You don't need much to bake great sourdough. Here's what actually matters, what's nice to have, and what you can skip.
These five items will cover 95% of your baking needs. Start here.
Non-negotiable. Baking by weight is the single biggest improvement you can make. Measuring cups are inconsistent - a cup of flour can vary by 30% depending on how you scoop it.
Tip: Get one that measures in 1g increments and can handle at least 5kg. You'll use it for everything from feeding your starter to scaling dough.
A heavy, lidded pot (cast iron or enameled) that traps steam during baking. This steam is what gives sourdough its crispy, blistered crust and maximum oven spring.
Tip: A 5-quart round Dutch oven works for most loaf sizes. Lodge and Staub are popular choices. Preheat it with the oven for best results.
A wide-mouth glass jar (mason jar or Weck jar) lets you see fermentation activity clearly.
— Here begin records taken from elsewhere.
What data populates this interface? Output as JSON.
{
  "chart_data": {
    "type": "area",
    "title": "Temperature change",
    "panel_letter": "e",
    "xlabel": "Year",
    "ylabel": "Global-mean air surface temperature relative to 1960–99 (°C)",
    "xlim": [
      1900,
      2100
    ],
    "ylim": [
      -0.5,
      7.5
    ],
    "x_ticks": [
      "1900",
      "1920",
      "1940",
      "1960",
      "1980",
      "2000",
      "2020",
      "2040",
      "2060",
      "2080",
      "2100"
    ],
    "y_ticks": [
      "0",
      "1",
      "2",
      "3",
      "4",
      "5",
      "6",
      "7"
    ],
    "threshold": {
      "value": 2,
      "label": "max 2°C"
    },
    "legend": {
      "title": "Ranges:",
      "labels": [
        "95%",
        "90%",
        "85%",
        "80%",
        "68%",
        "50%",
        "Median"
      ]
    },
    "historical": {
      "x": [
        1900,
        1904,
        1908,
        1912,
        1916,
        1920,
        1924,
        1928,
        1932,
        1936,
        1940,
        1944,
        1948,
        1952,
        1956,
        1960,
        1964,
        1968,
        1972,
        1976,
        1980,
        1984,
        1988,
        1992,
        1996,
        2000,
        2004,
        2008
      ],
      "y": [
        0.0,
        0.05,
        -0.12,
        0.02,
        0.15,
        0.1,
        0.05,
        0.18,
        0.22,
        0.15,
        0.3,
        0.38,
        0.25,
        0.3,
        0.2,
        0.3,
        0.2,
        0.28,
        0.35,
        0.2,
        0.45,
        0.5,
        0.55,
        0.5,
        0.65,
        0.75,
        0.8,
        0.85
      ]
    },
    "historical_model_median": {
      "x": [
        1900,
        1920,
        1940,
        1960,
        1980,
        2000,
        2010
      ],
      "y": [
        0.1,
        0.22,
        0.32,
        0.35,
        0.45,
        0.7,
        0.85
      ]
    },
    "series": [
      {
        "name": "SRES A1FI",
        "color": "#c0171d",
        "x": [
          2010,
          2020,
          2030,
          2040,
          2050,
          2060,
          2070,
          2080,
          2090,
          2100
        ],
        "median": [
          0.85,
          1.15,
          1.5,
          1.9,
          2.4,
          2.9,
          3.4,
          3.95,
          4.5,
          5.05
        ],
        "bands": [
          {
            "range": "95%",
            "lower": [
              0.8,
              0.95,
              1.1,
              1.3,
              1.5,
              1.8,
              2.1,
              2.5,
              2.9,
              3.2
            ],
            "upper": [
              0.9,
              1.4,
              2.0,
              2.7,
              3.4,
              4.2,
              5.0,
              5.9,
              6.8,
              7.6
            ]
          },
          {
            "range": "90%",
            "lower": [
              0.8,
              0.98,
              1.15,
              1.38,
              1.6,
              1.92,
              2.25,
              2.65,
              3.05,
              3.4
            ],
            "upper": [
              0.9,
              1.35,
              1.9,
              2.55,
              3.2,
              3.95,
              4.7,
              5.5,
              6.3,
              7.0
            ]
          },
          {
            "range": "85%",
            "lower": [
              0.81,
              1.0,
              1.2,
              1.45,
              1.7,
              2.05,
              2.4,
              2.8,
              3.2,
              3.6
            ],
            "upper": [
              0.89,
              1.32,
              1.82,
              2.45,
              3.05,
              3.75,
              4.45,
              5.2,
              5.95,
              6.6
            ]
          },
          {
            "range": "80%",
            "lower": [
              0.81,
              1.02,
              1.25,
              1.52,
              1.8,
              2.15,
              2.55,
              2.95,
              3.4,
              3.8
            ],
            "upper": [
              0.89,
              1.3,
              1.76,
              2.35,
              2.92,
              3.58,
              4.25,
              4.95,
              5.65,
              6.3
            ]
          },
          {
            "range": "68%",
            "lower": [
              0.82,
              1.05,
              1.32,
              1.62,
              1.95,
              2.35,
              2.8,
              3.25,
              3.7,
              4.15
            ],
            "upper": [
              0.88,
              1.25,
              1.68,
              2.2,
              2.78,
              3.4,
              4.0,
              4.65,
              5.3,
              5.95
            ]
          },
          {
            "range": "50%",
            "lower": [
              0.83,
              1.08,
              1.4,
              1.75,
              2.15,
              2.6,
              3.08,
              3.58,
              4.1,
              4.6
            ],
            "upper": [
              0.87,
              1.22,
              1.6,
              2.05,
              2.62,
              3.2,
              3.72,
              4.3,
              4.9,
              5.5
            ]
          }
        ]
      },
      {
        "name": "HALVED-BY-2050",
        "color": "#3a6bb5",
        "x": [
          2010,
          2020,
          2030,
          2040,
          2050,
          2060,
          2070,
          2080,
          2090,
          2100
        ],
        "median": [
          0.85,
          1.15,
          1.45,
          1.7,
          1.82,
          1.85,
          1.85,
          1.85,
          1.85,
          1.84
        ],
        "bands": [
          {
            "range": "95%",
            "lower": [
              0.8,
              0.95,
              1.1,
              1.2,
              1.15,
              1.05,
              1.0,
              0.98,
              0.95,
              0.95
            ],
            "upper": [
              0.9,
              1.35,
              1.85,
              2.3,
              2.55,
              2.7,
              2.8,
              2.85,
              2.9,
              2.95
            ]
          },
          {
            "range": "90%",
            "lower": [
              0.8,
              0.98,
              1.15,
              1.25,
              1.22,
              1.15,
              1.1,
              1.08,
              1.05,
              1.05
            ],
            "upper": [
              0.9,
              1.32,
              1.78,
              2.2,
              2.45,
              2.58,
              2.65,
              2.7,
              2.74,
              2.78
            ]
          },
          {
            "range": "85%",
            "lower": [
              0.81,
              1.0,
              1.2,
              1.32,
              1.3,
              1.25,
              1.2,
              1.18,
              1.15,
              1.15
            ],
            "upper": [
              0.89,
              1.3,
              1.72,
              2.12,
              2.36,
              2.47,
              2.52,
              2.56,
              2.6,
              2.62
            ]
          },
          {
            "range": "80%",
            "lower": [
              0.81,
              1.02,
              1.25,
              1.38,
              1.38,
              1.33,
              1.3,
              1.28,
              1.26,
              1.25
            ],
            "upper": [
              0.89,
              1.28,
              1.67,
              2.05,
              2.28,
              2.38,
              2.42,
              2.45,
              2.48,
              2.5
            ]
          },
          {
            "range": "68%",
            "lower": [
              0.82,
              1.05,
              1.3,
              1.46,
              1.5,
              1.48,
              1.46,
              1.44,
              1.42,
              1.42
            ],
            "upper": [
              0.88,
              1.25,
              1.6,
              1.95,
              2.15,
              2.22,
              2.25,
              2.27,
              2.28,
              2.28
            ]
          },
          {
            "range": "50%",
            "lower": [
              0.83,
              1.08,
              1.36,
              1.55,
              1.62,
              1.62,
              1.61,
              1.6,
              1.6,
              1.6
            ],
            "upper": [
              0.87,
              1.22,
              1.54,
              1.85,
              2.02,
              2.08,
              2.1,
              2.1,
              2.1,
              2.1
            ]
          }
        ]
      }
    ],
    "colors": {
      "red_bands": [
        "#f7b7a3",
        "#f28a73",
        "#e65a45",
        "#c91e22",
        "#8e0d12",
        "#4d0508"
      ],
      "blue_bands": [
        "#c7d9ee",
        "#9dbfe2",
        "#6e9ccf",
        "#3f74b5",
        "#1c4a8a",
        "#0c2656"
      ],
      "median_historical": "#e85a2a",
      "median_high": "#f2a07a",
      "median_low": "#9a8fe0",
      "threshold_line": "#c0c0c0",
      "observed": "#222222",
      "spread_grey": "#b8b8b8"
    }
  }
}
You can track rise and fall, spot bubbles, and know when your starter is ready.
Tip: Use a rubber band to mark the level after feeding. A straight-sided jar is easiest to read. Keep a second jar for easy transfers during feedings.
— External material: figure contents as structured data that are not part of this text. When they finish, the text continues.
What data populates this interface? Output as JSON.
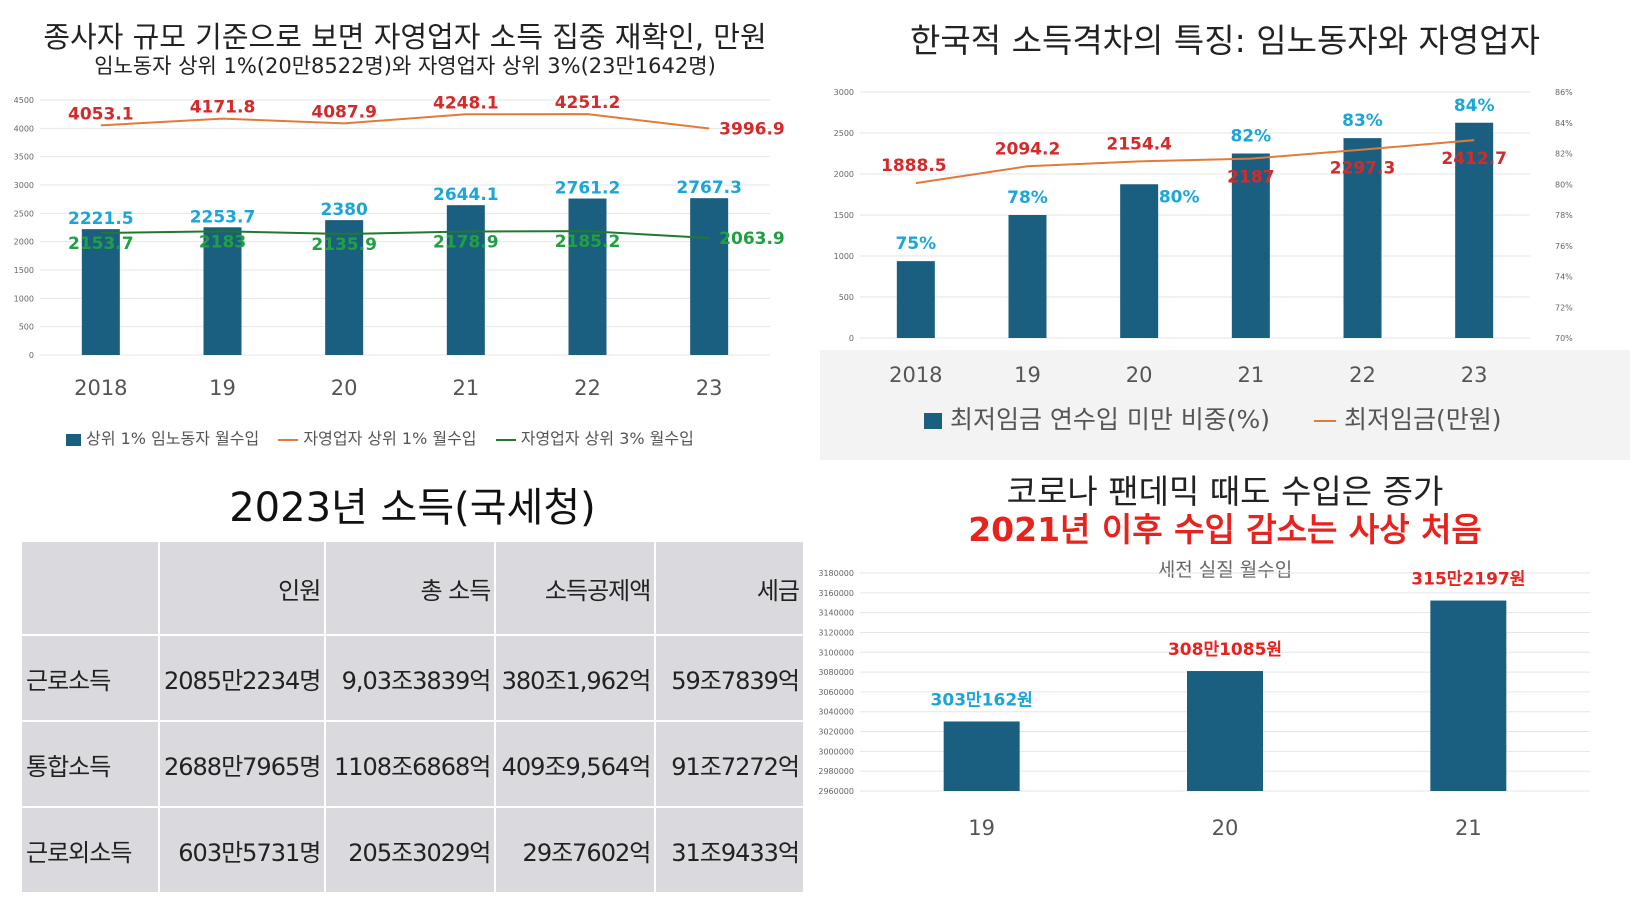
{
  "panel1": {
    "title": "종사자 규모 기준으로 보면 자영업자 소득 집중 재확인, 만원",
    "subtitle": "임노동자 상위 1%(20만8522명)와 자영업자 상위 3%(23만1642명)",
    "legend": [
      "상위 1% 임노동자 월수입",
      "자영업자 상위 1% 월수입",
      "자영업자 상위 3% 월수입"
    ]
  },
  "panel2": {
    "title": "한국적 소득격차의 특징: 임노동자와 자영업자",
    "legend": [
      "최저임금 연수입 미만 비중(%)",
      "최저임금(만원)"
    ]
  },
  "panel3": {
    "title": "2023년 소득(국세청)",
    "columns": [
      "",
      "인원",
      "총 소득",
      "소득공제액",
      "세금"
    ],
    "rows": [
      [
        "근로소득",
        "2085만2234명",
        "9,03조3839억",
        "380조1,962억",
        "59조7839억"
      ],
      [
        "통합소득",
        "2688만7965명",
        "1108조6868억",
        "409조9,564억",
        "91조7272억"
      ],
      [
        "근로외소득",
        "603만5731명",
        "205조3029억",
        "29조7602억",
        "31조9433억"
      ]
    ]
  },
  "panel4": {
    "title": "코로나 팬데믹 때도 수입은 증가",
    "headline": "2021년 이후 수입 감소는 사상 처음",
    "subtitle": "세전 실질 월수입"
  },
  "chart_data": [
    {
      "type": "bar",
      "title": "종사자 규모 기준으로 보면 자영업자 소득 집중 재확인, 만원",
      "categories": [
        "2018",
        "19",
        "20",
        "21",
        "22",
        "23"
      ],
      "series": [
        {
          "name": "상위 1% 임노동자 월수입",
          "type": "bar",
          "values": [
            2221.5,
            2253.7,
            2380,
            2644.1,
            2761.2,
            2767.3
          ],
          "labels": [
            "2221.5",
            "2253.7",
            "2380",
            "2644.1",
            "2761.2",
            "2767.3"
          ],
          "color": "#1b5f80"
        },
        {
          "name": "자영업자 상위 1% 월수입",
          "type": "line",
          "values": [
            4053.1,
            4171.8,
            4087.9,
            4248.1,
            4251.2,
            3996.9
          ],
          "labels": [
            "4053.1",
            "4171.8",
            "4087.9",
            "4248.1",
            "4251.2",
            "3996.9"
          ],
          "color": "#e07b39"
        },
        {
          "name": "자영업자 상위 3% 월수입",
          "type": "line",
          "values": [
            2153.7,
            2183,
            2135.9,
            2178.9,
            2185.2,
            2063.9
          ],
          "labels": [
            "2153.7",
            "2183",
            "2135.9",
            "2178.9",
            "2185.2",
            "2063.9"
          ],
          "color": "#1e7a2e"
        }
      ],
      "yticks": [
        "0",
        "500",
        "1000",
        "1500",
        "2000",
        "2500",
        "3000",
        "3500",
        "4000",
        "4500"
      ],
      "ylim": [
        0,
        4500
      ],
      "grid": true,
      "legend": "bottom"
    },
    {
      "type": "bar",
      "title": "한국적 소득격차의 특징: 임노동자와 자영업자",
      "categories": [
        "2018",
        "19",
        "20",
        "21",
        "22",
        "23"
      ],
      "series": [
        {
          "name": "최저임금 연수입 미만 비중(%)",
          "type": "bar",
          "axis": "right",
          "values": [
            75,
            78,
            80,
            82,
            83,
            84
          ],
          "labels": [
            "75%",
            "78%",
            "80%",
            "82%",
            "83%",
            "84%"
          ],
          "color": "#1b5f80"
        },
        {
          "name": "최저임금(만원)",
          "type": "line",
          "axis": "left",
          "values": [
            1888.5,
            2094.2,
            2154.4,
            2187,
            2297.3,
            2412.7
          ],
          "labels": [
            "1888.5",
            "2094.2",
            "2154.4",
            "2187",
            "2297.3",
            "2412.7"
          ],
          "color": "#e07b39"
        }
      ],
      "yticks_left": [
        "0",
        "500",
        "1000",
        "1500",
        "2000",
        "2500",
        "3000"
      ],
      "yticks_right": [
        "70%",
        "72%",
        "74%",
        "76%",
        "78%",
        "80%",
        "82%",
        "84%",
        "86%"
      ],
      "ylim_left": [
        0,
        3000
      ],
      "ylim_right": [
        70,
        86
      ],
      "grid": true,
      "legend": "bottom"
    },
    {
      "type": "table",
      "title": "2023년 소득(국세청)",
      "columns": [
        "",
        "인원",
        "총 소득",
        "소득공제액",
        "세금"
      ],
      "rows": [
        [
          "근로소득",
          "2085만2234명",
          "9,03조3839억",
          "380조1,962억",
          "59조7839억"
        ],
        [
          "통합소득",
          "2688만7965명",
          "1108조6868억",
          "409조9,564억",
          "91조7272억"
        ],
        [
          "근로외소득",
          "603만5731명",
          "205조3029억",
          "29조7602억",
          "31조9433억"
        ]
      ]
    },
    {
      "type": "bar",
      "title": "세전 실질 월수입",
      "categories": [
        "19",
        "20",
        "21"
      ],
      "values": [
        3030162,
        3081085,
        3152197
      ],
      "labels": [
        "303만162원",
        "308만1085원",
        "315만2197원"
      ],
      "label_colors": [
        "#1ba6d9",
        "#e8231e",
        "#e8231e"
      ],
      "color": "#1b5f80",
      "yticks": [
        "2960000",
        "2980000",
        "3000000",
        "3020000",
        "3040000",
        "3060000",
        "3080000",
        "3100000",
        "3120000",
        "3140000",
        "3160000",
        "3180000"
      ],
      "ylim": [
        2960000,
        3180000
      ],
      "grid": true
    }
  ]
}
A flat metal blade used for dividing dough, scraping your work surface clean, and helping with shaping. It's one of the most-used tools in any bakery.
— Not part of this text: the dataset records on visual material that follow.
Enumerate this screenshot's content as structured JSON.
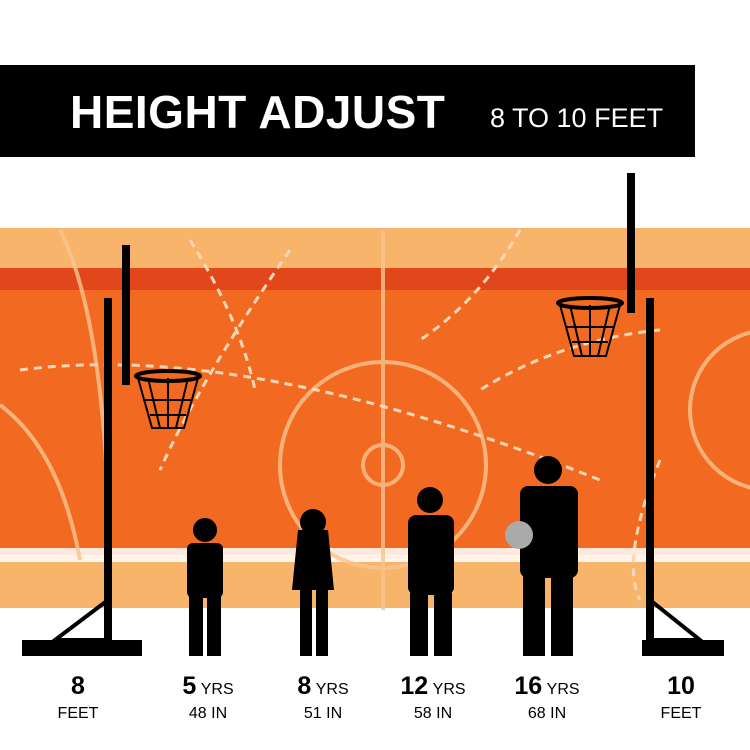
{
  "header": {
    "title": "HEIGHT ADJUST",
    "subtitle": "8 TO 10 FEET"
  },
  "colors": {
    "light_orange": "#f9b46c",
    "orange": "#f26a21",
    "dark_orange": "#e2461b",
    "black": "#000000"
  },
  "labels": [
    {
      "value": "8",
      "unit": "",
      "sub": "FEET"
    },
    {
      "value": "5",
      "unit": "YRS",
      "sub": "48 IN"
    },
    {
      "value": "8",
      "unit": "YRS",
      "sub": "51 IN"
    },
    {
      "value": "12",
      "unit": "YRS",
      "sub": "58 IN"
    },
    {
      "value": "16",
      "unit": "YRS",
      "sub": "68 IN"
    },
    {
      "value": "10",
      "unit": "",
      "sub": "FEET"
    }
  ]
}
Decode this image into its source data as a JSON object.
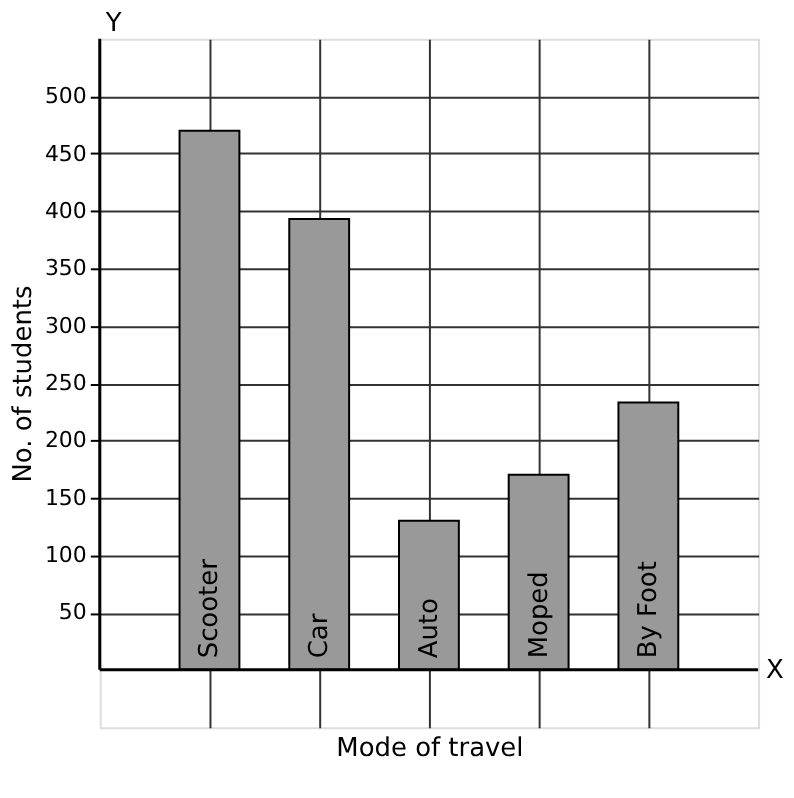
{
  "chart_data": {
    "type": "bar",
    "xlabel": "Mode of travel",
    "ylabel": "No. of students",
    "categories": [
      "Scooter",
      "Car",
      "Auto",
      "Moped",
      "By Foot"
    ],
    "values": [
      470,
      393,
      130,
      170,
      233
    ],
    "color": "#999999",
    "ylim": [
      -50,
      550
    ],
    "yticks": [
      50,
      100,
      150,
      200,
      250,
      300,
      350,
      400,
      450,
      500
    ],
    "grid": true,
    "annotations": [
      "X",
      "Y"
    ]
  }
}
Tip: Get a rigid metal one with a comfortable handle. Plastic scrapers (bowl scrapers) are also useful for scooping dough out of bowls without tearing it.
Takes the guesswork out of two critical moments: checking your water temperature for mixing (affects fermentation speed) and knowing when your bread is done baking (205-210F internal).
Tip: A fast digital thermometer pays for itself in saved loaves. Use it to check dough temperature too - ideal is 76-78F after mixing.
Once you're hooked on baking (and you will be), these tools make the process smoother and more enjoyable.
A coiled cane or wood pulp basket that supports your dough during its final proof and gives it those signature spiral flour rings. Without one, your dough can spread flat during proofing.
Tip: Dust generously with rice flour (it doesn't absorb moisture like wheat flour) to prevent sticking. A 9-inch round fits a standard 1kg loaf.
A razor blade on a handle used for scoring the dough before baking. The thin blade creates clean cuts that control how your bread expands in the oven and create decorative patterns.
Tip: A curved blade held at 30-45 degrees creates the classic "ear" on your loaf. In a pinch, a very sharp serrated knife or even a clean razor blade works.
Makes loading dough into a screaming hot Dutch oven much easier and safer. Just lift the parchment sling right into the pot. Also prevents sticking without extra flour.
Tip: Cut it into rounds or squares ahead of time. You can reuse each piece 2-3 times. Unbleached is fine.
A quick spritz of water on the dough surface right before it goes in the oven adds extra steam for a crispier crust and better oven spring.
Tip: Use it when you remove the Dutch oven lid too, for a final blast of steam. Also handy for misting dough during shaping if it's drying out.
A wire whisk with a unique coil shape that's perfect for mixing shaggy, high-hydration doughs without getting caked in sticky dough like a regular whisk would.
Tip: Great for initial mixing of flour and water. Once the dough comes together, switch to your hands or a bowl scraper for folding.
Most home ovens are off by 25-50 degrees. An oven thermometer tells you your actual baking temperature, which is critical for consistent results.
Tip: Place it in the center of your oven where you bake. Check it periodically - ovens can drift over time.
Letting bread cool on a wire rack allows air to circulate underneath, preventing a soggy bottom crust. The crumb is still setting as it cools - this step matters.
Tip: Resist cutting for at least 1 hour (2 hours for larger loaves). The steam escaping is part of the baking process.
Once cooled, store your bread cut-side down in a linen bread bag or wrapped in beeswax wrap. Plastic bags trap moisture and soften the crust.
Tip: Sourdough stays fresh longer than commercial bread thanks to its natural acidity. A good loaf will last 4-5 days at room temperature.